Sen. Lindsey Graham, R-S.C., on Tuesday introduced legislation that would allow President Trump to impose a wide range of sanctions on the Chinese government if it refuses to cooperate with an international investigation into the origins of the coronavirus.
“I’m convinced that without Chinese Communist Party deception the virus would not be here in the United States,” Graham said in a statement. “China refuses to allow the international community to go into the Wuhan lab to investigate. They refuse to allow investigators to study how this outbreak started. I’m convinced China will never cooperate with a serious investigation unless they are made to do so. This hard-hitting piece of legislation will sanction China until they cooperate with investigators. “
The COVID-19 Accountability Act would require Trump to certify to Congress that China had: cooperated with an international coronavirus investigation, led by either the U.S., an ally or a U.N. body; closed all relevant wet markets, and released Hong Kong pro-democracy protesters arrested during the crisis.
If not, then Trump would be authorized by Congress to impose a range of sanctions — including asset freezes, travel bans and measures barring U.S. institutions from making loans to Chinese businesses.
The bill is co-sponsored by Sens.
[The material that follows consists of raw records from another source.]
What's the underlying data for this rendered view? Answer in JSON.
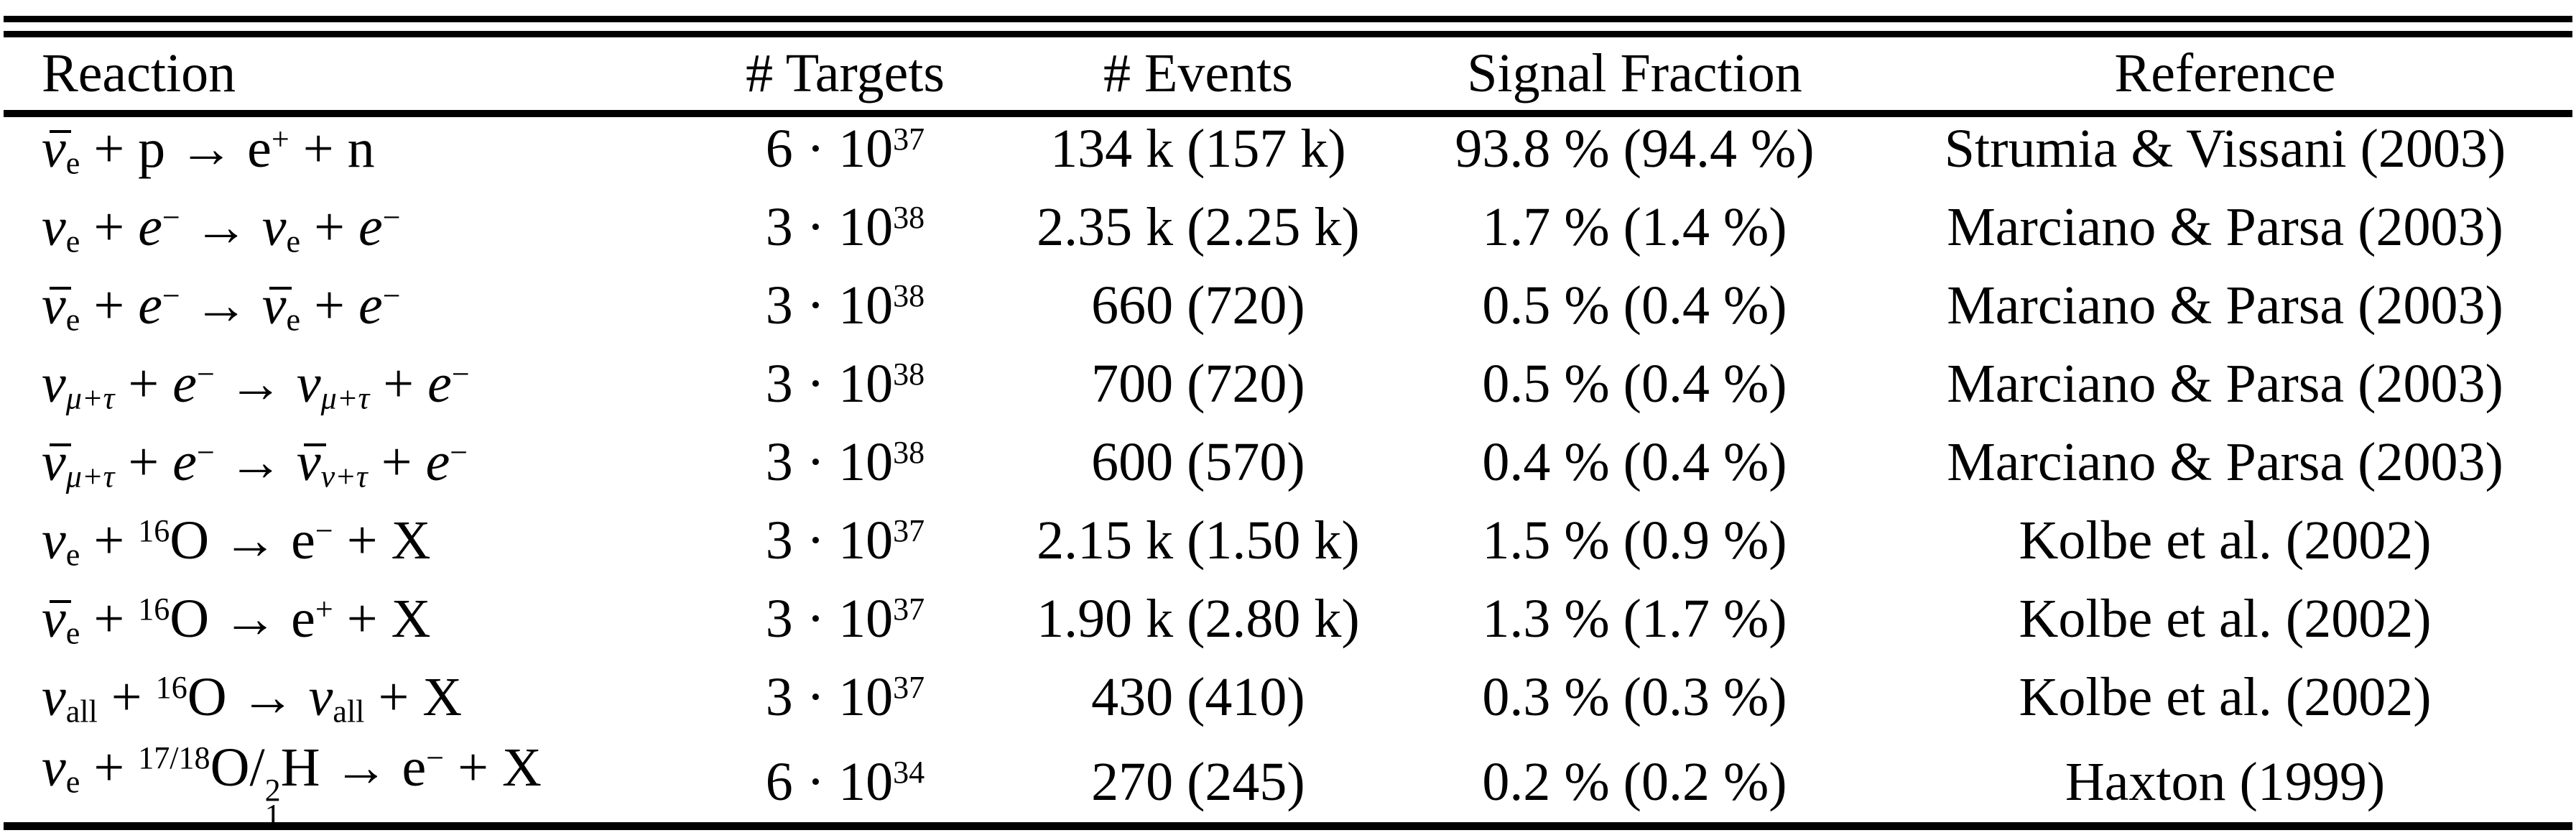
{
  "page": {
    "background_color": "#ffffff",
    "text_color": "#000000",
    "rule_color": "#000000"
  },
  "table": {
    "headers": [
      "Reaction",
      "# Targets",
      "# Events",
      "Signal Fraction",
      "Reference"
    ],
    "rows": [
      {
        "reaction": [
          {
            "t": "ν",
            "it": true,
            "bar": true
          },
          {
            "t": "e",
            "sub": true
          },
          {
            "t": " + p → e"
          },
          {
            "t": "+",
            "sup": true
          },
          {
            "t": " + n"
          }
        ],
        "targets": [
          {
            "t": "6 · 10"
          },
          {
            "t": "37",
            "sup": true
          }
        ],
        "events": "134 k (157 k)",
        "signal": "93.8 % (94.4 %)",
        "reference": "Strumia & Vissani (2003)"
      },
      {
        "reaction": [
          {
            "t": "ν",
            "it": true
          },
          {
            "t": "e",
            "sub": true
          },
          {
            "t": " + "
          },
          {
            "t": "e",
            "it": true
          },
          {
            "t": "−",
            "sup": true
          },
          {
            "t": " → "
          },
          {
            "t": "ν",
            "it": true
          },
          {
            "t": "e",
            "sub": true
          },
          {
            "t": " + "
          },
          {
            "t": "e",
            "it": true
          },
          {
            "t": "−",
            "sup": true
          }
        ],
        "targets": [
          {
            "t": "3 · 10"
          },
          {
            "t": "38",
            "sup": true
          }
        ],
        "events": "2.35 k (2.25 k)",
        "signal": "1.7 % (1.4 %)",
        "reference": "Marciano & Parsa (2003)"
      },
      {
        "reaction": [
          {
            "t": "ν",
            "it": true,
            "bar": true
          },
          {
            "t": "e",
            "sub": true
          },
          {
            "t": " + "
          },
          {
            "t": "e",
            "it": true
          },
          {
            "t": "−",
            "sup": true
          },
          {
            "t": " → "
          },
          {
            "t": "ν",
            "it": true,
            "bar": true
          },
          {
            "t": "e",
            "sub": true
          },
          {
            "t": " + "
          },
          {
            "t": "e",
            "it": true
          },
          {
            "t": "−",
            "sup": true
          }
        ],
        "targets": [
          {
            "t": "3 · 10"
          },
          {
            "t": "38",
            "sup": true
          }
        ],
        "events": "660 (720)",
        "signal": "0.5 % (0.4 %)",
        "reference": "Marciano & Parsa (2003)"
      },
      {
        "reaction": [
          {
            "t": "ν",
            "it": true
          },
          {
            "t": "μ+τ",
            "sub": true,
            "it": true
          },
          {
            "t": " + "
          },
          {
            "t": "e",
            "it": true
          },
          {
            "t": "−",
            "sup": true
          },
          {
            "t": " → "
          },
          {
            "t": "ν",
            "it": true
          },
          {
            "t": "μ+τ",
            "sub": true,
            "it": true
          },
          {
            "t": " + "
          },
          {
            "t": "e",
            "it": true
          },
          {
            "t": "−",
            "sup": true
          }
        ],
        "targets": [
          {
            "t": "3 · 10"
          },
          {
            "t": "38",
            "sup": true
          }
        ],
        "events": "700 (720)",
        "signal": "0.5 % (0.4 %)",
        "reference": "Marciano & Parsa (2003)"
      },
      {
        "reaction": [
          {
            "t": "ν",
            "it": true,
            "bar": true
          },
          {
            "t": "μ+τ",
            "sub": true,
            "it": true
          },
          {
            "t": " + "
          },
          {
            "t": "e",
            "it": true
          },
          {
            "t": "−",
            "sup": true
          },
          {
            "t": " → "
          },
          {
            "t": "ν",
            "it": true,
            "bar": true
          },
          {
            "t": "ν+τ",
            "sub": true,
            "it": true
          },
          {
            "t": " + "
          },
          {
            "t": "e",
            "it": true
          },
          {
            "t": "−",
            "sup": true
          }
        ],
        "targets": [
          {
            "t": "3 · 10"
          },
          {
            "t": "38",
            "sup": true
          }
        ],
        "events": "600 (570)",
        "signal": "0.4 % (0.4 %)",
        "reference": "Marciano & Parsa (2003)"
      },
      {
        "reaction": [
          {
            "t": "ν",
            "it": true
          },
          {
            "t": "e",
            "sub": true
          },
          {
            "t": " + "
          },
          {
            "t": "16",
            "sup": true
          },
          {
            "t": "O → e"
          },
          {
            "t": "−",
            "sup": true
          },
          {
            "t": " + X"
          }
        ],
        "targets": [
          {
            "t": "3 · 10"
          },
          {
            "t": "37",
            "sup": true
          }
        ],
        "events": "2.15 k (1.50 k)",
        "signal": "1.5 % (0.9 %)",
        "reference": "Kolbe et al. (2002)"
      },
      {
        "reaction": [
          {
            "t": "ν",
            "it": true,
            "bar": true
          },
          {
            "t": "e",
            "sub": true
          },
          {
            "t": " + "
          },
          {
            "t": "16",
            "sup": true
          },
          {
            "t": "O → e"
          },
          {
            "t": "+",
            "sup": true
          },
          {
            "t": " + X"
          }
        ],
        "targets": [
          {
            "t": "3 · 10"
          },
          {
            "t": "37",
            "sup": true
          }
        ],
        "events": "1.90 k (2.80 k)",
        "signal": "1.3 % (1.7 %)",
        "reference": "Kolbe et al. (2002)"
      },
      {
        "reaction": [
          {
            "t": "ν",
            "it": true
          },
          {
            "t": "all",
            "sub": true
          },
          {
            "t": " + "
          },
          {
            "t": "16",
            "sup": true
          },
          {
            "t": "O → "
          },
          {
            "t": "ν",
            "it": true
          },
          {
            "t": "all",
            "sub": true
          },
          {
            "t": " + X"
          }
        ],
        "targets": [
          {
            "t": "3 · 10"
          },
          {
            "t": "37",
            "sup": true
          }
        ],
        "events": "430 (410)",
        "signal": "0.3 % (0.3 %)",
        "reference": "Kolbe et al. (2002)"
      },
      {
        "reaction": [
          {
            "t": "ν",
            "it": true
          },
          {
            "t": "e",
            "sub": true
          },
          {
            "t": " + "
          },
          {
            "t": "17/18",
            "sup": true
          },
          {
            "t": "O/"
          },
          {
            "stack": [
              "2",
              "1"
            ]
          },
          {
            "t": "H → e"
          },
          {
            "t": "−",
            "sup": true
          },
          {
            "t": " + X"
          }
        ],
        "targets": [
          {
            "t": "6 · 10"
          },
          {
            "t": "34",
            "sup": true
          }
        ],
        "events": "270 (245)",
        "signal": "0.2 % (0.2 %)",
        "reference": "Haxton (1999)"
      }
    ]
  }
}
Thom Tillis, R-N.C., Cindy Hyde-Smith, R-Miss., Mike Braun, R-Ind., Rick Scott, R-Fla., Steve Daines, R-Mont., Todd Young, R-Ind., Jim Inhofe, R-Okla., and Roger Wicker, R-Miss.
“China must be more forthcoming as investigations begin and we endeavor to learn lessons from this disaster,” Hyde-Smith said. “This legislation will demonstrate to the communist regime in Beijing that the world needs answers on how this pandemic started and spread misery across the globe.”
It comes as part of a growing appetite in Congress to investigate and possibly punish the Chinese for their actions in the initial outbreak of the crisis.
House Republicans last week launched a “China Task Force” to coordinate a strategy against the geopolitical threat from Beijing — eyed as a clearinghouse to coordinate responses to the threat from China.
Meanwhile, the U.S. is investigating how the virus initially spread — and particularly whether it was the result of an accident at a laboratory in Wuhan, China, or the result of transmission at a nearby wet market.
Fox News reported in April that there is increasing confidence from U.S. officials about the role of the laboratory, where it is believed that naturally occurring strain was being studied as part of an effort to show Chinese superiority in identifying and combating viruses. Director of National Intelligence Richard Grenell later announced that the U.S. is investigating that possibility.
Meanwhile, a 15-page document from the intelligence agencies of the U.S., Canada, the U.K., Australia and New Zealand was obtained by Australia’s Saturday Telegraph newspaper and reportedly found that China’s secrecy amounted to an “assault on international transparency.”
The dossier highlighted the initial denial by the Chinese government that the virus could be transmitted between humans, the silencing of doctors, destruction of evidence, and a refusal to provide samples to scientists working on a vaccine.